Der Autor und KOSMO-Redakteur Uroš Miloradović schreibt „Geschichten aus dem kurzsichtigen Winkel“ – diesmal: Im Keller mit Michael S.

„Das war eine ausgezeichnete strategische Entscheidung, die Modeleisenbahn aus dem Keller zu entfernen. Ich bin ein wirklich kluger Stratege“, gratuliert sich Michael S. selbst. Auch zu dem übermenschlichen Opfer, das er brachte, als er sein Hobby ablegte und seine gute alte Tschu-Tschu-Lok rauswarf, die wie eine große Lokomotive pfeifen und echten Dampf ablassen konnte.

Dran glauben musste nach der Lok auch die ganze Miniinfrastruktur: die winzigen Schienen und Weichen, die mit kleinen blinkenden Lichter versehenen Rampen, die sich auf und ab bewegen, die winzigen Hügel, und lieblichen Wäldchen, die sauber geordneten Bahnhöfe, bevölkert von kleinen Menschlein, jede Figur mit ihrem eigenem kleinen Gesicht, ihrer eignen kleinen Rolle und Geschichte…  Jetzt ist das alles weg. In Schachteln verpackt und abtransportiert.
 
Ihre ganz eigene Rolle hatten auch Michaels ehemalige politische Mitstreiter. Wie sich herausstellen sollte, war diese Rolle eine verräterische, verlogene und unehrenhafte. Aber das ist jetzt egal. Jetzt hat er… sie. Sein getreues Heer. Sie werden ihn nicht verraten.

Er fühlt sich ein bisschen wie König Leonidas aus dem Film „300“. Obwohl er mehr zusammenbekommen hat. Sein eigener Film würde eher den Titel „400“ tragen.  Und anstatt „This is Sparta!“, würde Michael, mit nacktem Oberkörper, prallen, glänzenden Muskel und erhobenem Schwert in die Gesichter seiner Feinde brüllen: „Das ist Mööödling!“.
„Sie sind klein, aber furchtlos“, tröstet sich Michael. „Und immerhin – wenn ich jemandem mit einem von ihnen eins überziehe, hat er nichts mehr zu lachen“, denkt er mit versonnenem Blick, während er das Gewicht eines der Gartenzwerge in seiner Hand abschätzt.
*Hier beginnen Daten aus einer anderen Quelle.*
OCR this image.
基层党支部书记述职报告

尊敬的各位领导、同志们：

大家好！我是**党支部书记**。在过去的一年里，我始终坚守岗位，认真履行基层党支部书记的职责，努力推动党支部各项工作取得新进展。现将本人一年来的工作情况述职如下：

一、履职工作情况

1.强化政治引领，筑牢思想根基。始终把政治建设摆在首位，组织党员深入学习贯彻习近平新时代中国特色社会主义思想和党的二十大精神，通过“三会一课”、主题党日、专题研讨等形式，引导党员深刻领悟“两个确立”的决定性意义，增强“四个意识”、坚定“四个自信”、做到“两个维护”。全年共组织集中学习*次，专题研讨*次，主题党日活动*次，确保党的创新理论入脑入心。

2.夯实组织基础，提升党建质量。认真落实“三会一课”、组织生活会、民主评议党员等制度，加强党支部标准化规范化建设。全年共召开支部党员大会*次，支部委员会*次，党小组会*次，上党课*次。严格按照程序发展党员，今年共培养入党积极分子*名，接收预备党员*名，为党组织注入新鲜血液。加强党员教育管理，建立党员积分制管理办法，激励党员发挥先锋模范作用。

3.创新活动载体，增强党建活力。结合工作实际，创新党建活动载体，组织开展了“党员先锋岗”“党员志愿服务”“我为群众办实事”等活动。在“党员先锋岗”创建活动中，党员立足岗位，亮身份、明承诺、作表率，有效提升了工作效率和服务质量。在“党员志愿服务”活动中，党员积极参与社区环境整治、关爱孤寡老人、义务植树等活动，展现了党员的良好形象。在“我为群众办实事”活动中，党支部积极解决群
Michael hat noch große Pläne mit den Zwergen. Sie könnten zusammen musizieren, den Österreichischen Nationalrat  nachspielen, Teegesellschaften veranstalten, neue Ministerien gründen… Er könnte jedem von ihnen ein Facebook- oder Twitter-Profil anlegen, und sie können sich in den sozialen Netzen anfreunden.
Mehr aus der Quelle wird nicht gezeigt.